Future Course of Action

While the CIC may have frittered away the opportunity to nail the political parties, activists and citizens are not willing to give up the fight just yet. Prof Chhokar says that ADR will go to court asking for action against these six national political parties for non-compliance and contempt of the June 3, 2013 order as well as its implementation.

This struggle is  a demonstration of the diligence of organisations like ADR and individuals like Subhash Agarwal who have persevered over the past 22 months to nail the political parties to shun the opacity around their functioning. Indeed, it was ADR’s submission, where it argued  with exhaustive data around the "substantial funding" of political parties that led to the original order of the CIC in June 2013 to declare political parties as public bodies. It is also the struggle of the thousands of activists and citizens at home and abroad that campaigned and resisted against the unscrupulous ways of the political class in thwarting the law.

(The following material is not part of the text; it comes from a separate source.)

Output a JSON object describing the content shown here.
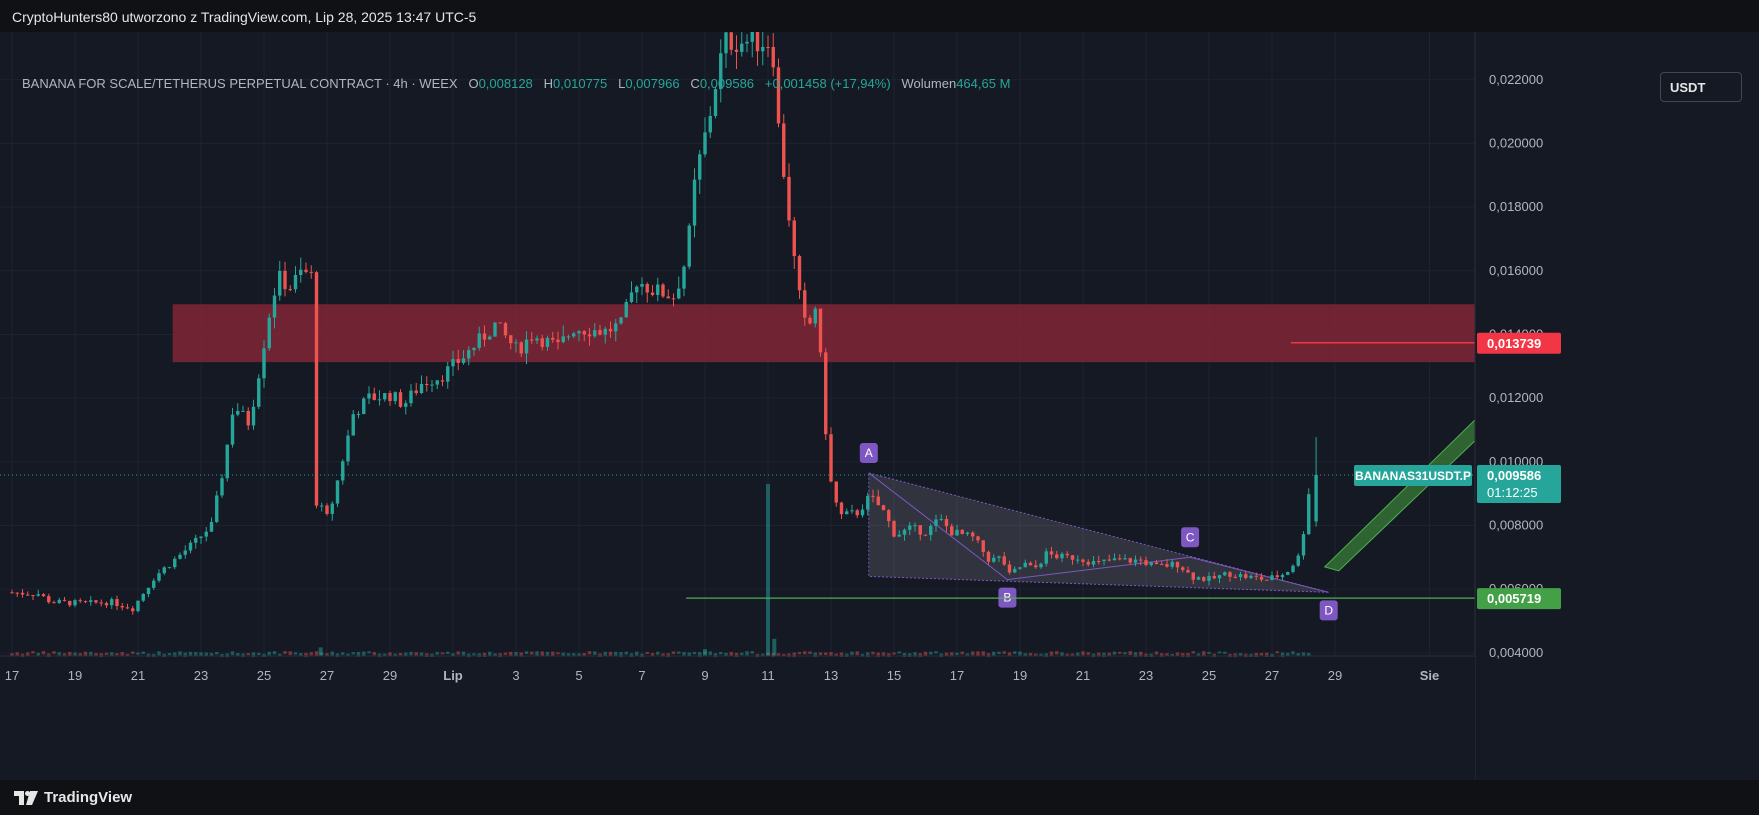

Above all, the RTI Act was the culmination of the struggle of thousands of poor peasants and workers who first demanded information from the state on their wages. Their struggle cannot go in vain. With constant threats to the RTI Act from a government that promises ‘Quest for Transparency’ but has not bothered to appoint a Chief Information Commissioner for the last seven months, it is indeed time to Save RTI once again.

"Beware of all politicians at all times, but beware of them most sharply when they talk of reforming and improving the constitution," wrote HL Mencken, in The Constitution. To this, one may add, beware of politicians when they unite, for most often it is to save their collective skins.